Woodside Petroleum and partners including Royal Dutch Shell and BP scrapped plans to develop the $40bn Browse liquefied natural gas project in Australia after the plunge in oil and gas prices.
Australia’s second-largest oil and gas producer won’t go ahead with the floating LNG development after completing engineering and design work, the Perth-based company announced yesterday. Citing an “extremely challenging” market, Woodside said the Browse venture will prepare a new plan and budget for developing the gas resources off Western Australia.

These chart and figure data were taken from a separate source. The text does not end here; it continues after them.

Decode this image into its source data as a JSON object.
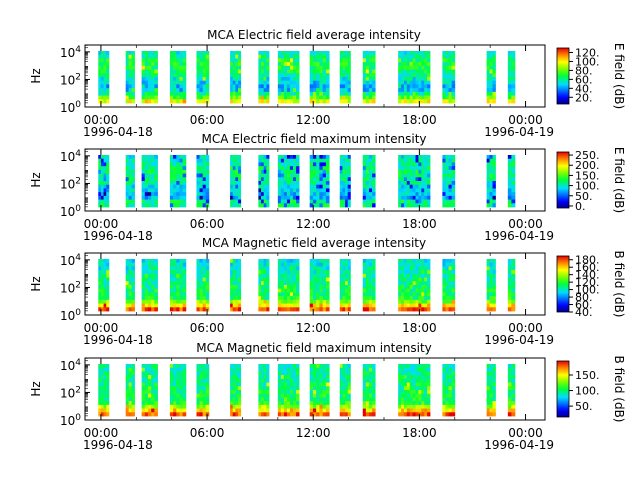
{
  "page": {
    "background": "#ffffff"
  },
  "chart_data": [
    {
      "type": "heatmap",
      "title": "MCA  Electric field average intensity",
      "ylabel": "Hz",
      "colorbar_label": "E field (dB)",
      "colorbar_ticks": [
        "20.",
        "40.",
        "60.",
        "80.",
        "100.",
        "120."
      ],
      "colorbar_range": [
        5,
        130
      ],
      "y_scale": "log",
      "y_tick_labels": [
        "10^0",
        "10^2",
        "10^4"
      ],
      "x_tick_labels": [
        "00:00",
        "06:00",
        "12:00",
        "18:00",
        "00:00"
      ],
      "x_start_date": "1996-04-18",
      "x_end_date": "1996-04-19",
      "data_intervals_hours": [
        [
          -0.15,
          0.45
        ],
        [
          1.4,
          1.9
        ],
        [
          2.3,
          3.2
        ],
        [
          3.9,
          4.8
        ],
        [
          5.4,
          6.1
        ],
        [
          7.3,
          7.9
        ],
        [
          8.9,
          9.5
        ],
        [
          10.0,
          11.2
        ],
        [
          11.8,
          12.9
        ],
        [
          13.5,
          14.1
        ],
        [
          14.8,
          15.5
        ],
        [
          16.8,
          18.6
        ],
        [
          19.3,
          20.0
        ],
        [
          21.8,
          22.3
        ],
        [
          23.0,
          23.4
        ]
      ],
      "value_bands": {
        "low_freq": "65-125 dB",
        "mid_freq": "50-80 dB",
        "high_freq": "40-70 dB"
      }
    },
    {
      "type": "heatmap",
      "title": "MCA  Electric field maximum intensity",
      "ylabel": "Hz",
      "colorbar_label": "E field (dB)",
      "colorbar_ticks": [
        "0.",
        "50.",
        "100.",
        "150.",
        "200.",
        "250."
      ],
      "colorbar_range": [
        -10,
        265
      ],
      "y_scale": "log",
      "y_tick_labels": [
        "10^0",
        "10^2",
        "10^4"
      ],
      "x_tick_labels": [
        "00:00",
        "06:00",
        "12:00",
        "18:00",
        "00:00"
      ],
      "x_start_date": "1996-04-18",
      "x_end_date": "1996-04-19",
      "data_intervals_hours": [
        [
          -0.15,
          0.45
        ],
        [
          1.4,
          1.9
        ],
        [
          2.3,
          3.2
        ],
        [
          3.9,
          4.8
        ],
        [
          5.4,
          6.1
        ],
        [
          7.3,
          7.9
        ],
        [
          8.9,
          9.5
        ],
        [
          10.0,
          11.2
        ],
        [
          11.8,
          12.9
        ],
        [
          13.5,
          14.1
        ],
        [
          14.8,
          15.5
        ],
        [
          16.8,
          18.6
        ],
        [
          19.3,
          20.0
        ],
        [
          21.8,
          22.3
        ],
        [
          23.0,
          23.4
        ]
      ],
      "value_bands": {
        "low_freq": "70-120 dB",
        "mid_freq": "80-110 dB",
        "high_freq": "60-100 dB"
      }
    },
    {
      "type": "heatmap",
      "title": "MCA  Magnetic field average intensity",
      "ylabel": "Hz",
      "colorbar_label": "B field (dB)",
      "colorbar_ticks": [
        "40.",
        "60.",
        "80.",
        "100.",
        "120.",
        "140.",
        "160.",
        "180."
      ],
      "colorbar_range": [
        40,
        190
      ],
      "y_scale": "log",
      "y_tick_labels": [
        "10^0",
        "10^2",
        "10^4"
      ],
      "x_tick_labels": [
        "00:00",
        "06:00",
        "12:00",
        "18:00",
        "00:00"
      ],
      "x_start_date": "1996-04-18",
      "x_end_date": "1996-04-19",
      "data_intervals_hours": [
        [
          -0.15,
          0.45
        ],
        [
          1.4,
          1.9
        ],
        [
          2.3,
          3.2
        ],
        [
          3.9,
          4.8
        ],
        [
          5.4,
          6.1
        ],
        [
          7.3,
          7.9
        ],
        [
          8.9,
          9.5
        ],
        [
          10.0,
          11.2
        ],
        [
          11.8,
          12.9
        ],
        [
          13.5,
          14.1
        ],
        [
          14.8,
          15.5
        ],
        [
          16.8,
          18.6
        ],
        [
          19.3,
          20.0
        ],
        [
          21.8,
          22.3
        ],
        [
          23.0,
          23.4
        ]
      ],
      "value_bands": {
        "low_freq": "120-175 dB",
        "mid_freq": "110-130 dB",
        "high_freq": "90-110 dB"
      }
    },
    {
      "type": "heatmap",
      "title": "MCA  Magnetic field maximum intensity",
      "ylabel": "Hz",
      "colorbar_label": "B field (dB)",
      "colorbar_ticks": [
        "50.",
        "100.",
        "150."
      ],
      "colorbar_range": [
        15,
        195
      ],
      "y_scale": "log",
      "y_tick_labels": [
        "10^0",
        "10^2",
        "10^4"
      ],
      "x_tick_labels": [
        "00:00",
        "06:00",
        "12:00",
        "18:00",
        "00:00"
      ],
      "x_start_date": "1996-04-18",
      "x_end_date": "1996-04-19",
      "data_intervals_hours": [
        [
          -0.15,
          0.45
        ],
        [
          1.4,
          1.9
        ],
        [
          2.3,
          3.2
        ],
        [
          3.9,
          4.8
        ],
        [
          5.4,
          6.1
        ],
        [
          7.3,
          7.9
        ],
        [
          8.9,
          9.5
        ],
        [
          10.0,
          11.2
        ],
        [
          11.8,
          12.9
        ],
        [
          13.5,
          14.1
        ],
        [
          14.8,
          15.5
        ],
        [
          16.8,
          18.6
        ],
        [
          19.3,
          20.0
        ],
        [
          21.8,
          22.3
        ],
        [
          23.0,
          23.4
        ]
      ],
      "value_bands": {
        "low_freq": "120-185 dB",
        "mid_freq": "100-130 dB",
        "high_freq": "90-110 dB"
      }
    }
  ]
}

More than $400bn of proposed energy projects have been delayed since mid-2014 and pushed into 2017 and beyond as oil prices slid about 60% in the past two years, according to consulting firm Wood Mackenzie. The LNG market in particular is facing an oversupply as US exports add to a wave of shipments from Australia.
“We’ve got a glut of LNG at the moment and a large number of potential projects out there,” Neil Beveridge, a Hong Kong-based analyst at Sanford C Bernstein & Co, said yesterday by phone. “The interesting question for Woodside is, ‘What will they do next?’ This removes an organic growth driver.”  Woodside had intended to make an investment decision on Browse in the second half of 2016, relying on LNG technology to process the gas offshore. The company said last month that the project needed further cost reductions and didn’t have any firm sales. The floating LNG project would have cost 35% less than a previous plan to develop Browse with an onshore plant in Western Australia, Woodside chief executive officer Peter Coleman said in a phone interview. That original project was estimated to cost more than A$80bn ($61bn). “It’s very, very difficult for us to invest in this price environment,” he said.
The move by Woodside raises questions about the viability of other large LNG projects waiting to be developed, including ventures in Canada and Mozambique and floating LNG proposals in particular, Beveridge wrote in a report.
Mark Wiseman, a Sydney-based analyst at Goldman Sachs Group, wrote in a report last month that at current oil prices Browse was “highly unlikely” to make significant progress towards approval. Shares in the company dropped 0.9% to close at A$27.13 in Sydney, taking their decline this year to 5.5%.